Il y a un peu plus d’un an, ils étaient écroués, pris dans le scandale de la Bac Nord. Six policiers sont convoqués mardi 17 et mercredi 18 décembre devant le conseil de discipline àMarseille, risquant la révocation.
Mis en examen aux côtés de dix autres fonctionnaires pour vol et extorsion en bande organisée, ces présumés “ripoux”, âgés de 34 à 52 ans, sont les seuls – avec un septième qui comparaîtra à Bordeaux où il a été muté – à avoir passé plus de deux mois en détention.
Si leurs collègues ont été sanctionnés de blâmes et suspensions temporaires de service (jusqu’à trois mois ferme), eux sont menacés d’une “mort administrative”, prévient le délégué zonal adjoint d’Alliance, David-Olivier Reverdy, qui estime “urgent d’attendre l’éclairage de la justice pour débattre dans un climat apaisé”.
Une analyse partagée par Unité SGP-Police FO qui réclame aussi le report de la procédure disciplinaire, dans l’attente d’un éventuel procès.
Les deux syndicats, qui siègent aux côtés des cadres de l’administration dans cette instance paritaire chargée de se prononcer sur des questions de déontologie, avaient boycotté la précédente commission mi-novembre, entraînant son report faute de quorum.
Cette fois, elle pourra se tenir même en l’absence des six représentants syndicaux, qui devraient donc venir mardi matin pour faire valoir leur point de vue.
Unité SGP Police-FO entend ainsi souligner, à l’ouverture des travaux, que “la gravité des faits” qui leur sont imputés “est très éloignée du récit médiatique initial” et des fracassantes déclarations du procureur qui avait évoqué “une gangrène” quand le scandale avait éclaté à l’automne 2012.
Les policiers ont d’ailleurs tous été autorisés par la justice à reprendre leur travail en uniforme et en dehors des Bouches-du-Rhône.
L’enquête de l’Inspection générale de la police nationale (IGPN) a mis au jour la récupération, lors de contrôles, de cigarettes et stupéfiants sans qu’aucune procédure ne soit rédigée.
Des produits ensuite détruits ou remis à des “indics”, pratique courante dans les petites affaires, ont assuré les intéressés en garde à vue.
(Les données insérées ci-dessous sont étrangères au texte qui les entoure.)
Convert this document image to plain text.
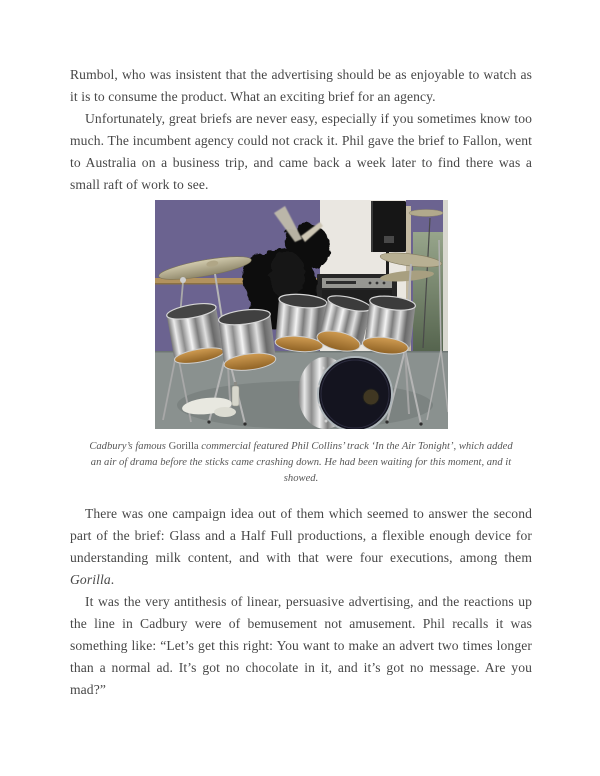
Rumbol, who was insistent that the advertising should be as enjoyable to watch as it is to consume the product. What an exciting brief for an agency.

Unfortunately, great briefs are never easy, especially if you sometimes know too much. The incumbent agency could not crack it. Phil gave the brief to Fallon, went to Australia on a business trip, and came back a week later to find there was a small raft of work to see.

Cadbury’s famous Gorilla commercial featured Phil Collins’ track ‘In the Air Tonight’, which added an air of drama before the sticks came crashing down. He had been waiting for this moment, and it showed.

There was one campaign idea out of them which seemed to answer the second part of the brief: Glass and a Half Full productions, a flexible enough device for understanding milk content, and with that were four executions, among them Gorilla.

It was the very antithesis of linear, persuasive advertising, and the reactions up the line in Cadbury were of bemusement not amusement. Phil recalls it was something like: “Let’s get this right: You want to make an advert two times longer than a normal ad. It’s got no chocolate in it, and it’s got no message. Are you mad?”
Ils admettent avoir “flirté avec les lignes”, en accord avec leurs supérieurs, pour obtenir des résultats.
La Bac Nord, depuis dissoute par le ministre de l’Intérieur qui a unifié les trois divisions, réalisait environ 4.000 interpellations par an, dont 45% de délits de voie publique, ce qui en faisait “la meilleure Bac (Brigade anti-criminalité) de France”.
“Dans ces cités cloisonnées, si vous n’avez pas des yeux, impossible de faire de belles affaires”, témoigne un des policiers incriminés qui explique avoir tenté de faire enregistrer son “tonton”, mais celui-ci avait pris peur au bout de deux rendez-vous à l’Hôtel de police.
Parmi les autres faits établis, un fonctionnaire a reconnu avoir trouvé une sacoche contenant 540 euros et gardé l’argent “sans pouvoir expliquer son geste”.
Enfin, un autre est soupçonné, sur la base des sonorisations de six véhicules de la Bac, de blanchiment d’argent, provenant cependant de la vente de sa maison, a-t-il démontré, et non d’un racket de dealers.
Aucune preuve d’enrichissement personnel ou de système organisé n’a en effet pu être apportée à ce stade.
Parti de rumeurs, le dossier s’appuie sur les témoignages de trois policiers controversés, dont un révoqué, Sébastien Bennardo, qui a raconté dans un livre comment il a participé à l’investigation “secrète” de la police des polices, dans l’espoir d’obtenir sa réintégration. Et ce avec le concours de deux collègues… évincés de la Bac, dont l’un est aujourd’hui visé par une information judiciaire pour “travail dissimulé” et “abus de biens sociaux”, selon le parquet.
Reste la quarantaine de conversations interceptées à l’aide de micros placés dans des véhicules de la Bac. “Accablantes” d’après le procureur, elles sont parfois difficiles à saisir, mal retranscrites ou sorties de leur contexte.
Une patrouille de huit heures donne inévitablement lieu à des “galéjades”, pointent les anciens “baqueux” qui craignent aujourd’hui une révocation “pour donner l’exemple” et justifier l’ampleur donnée à cette affaire.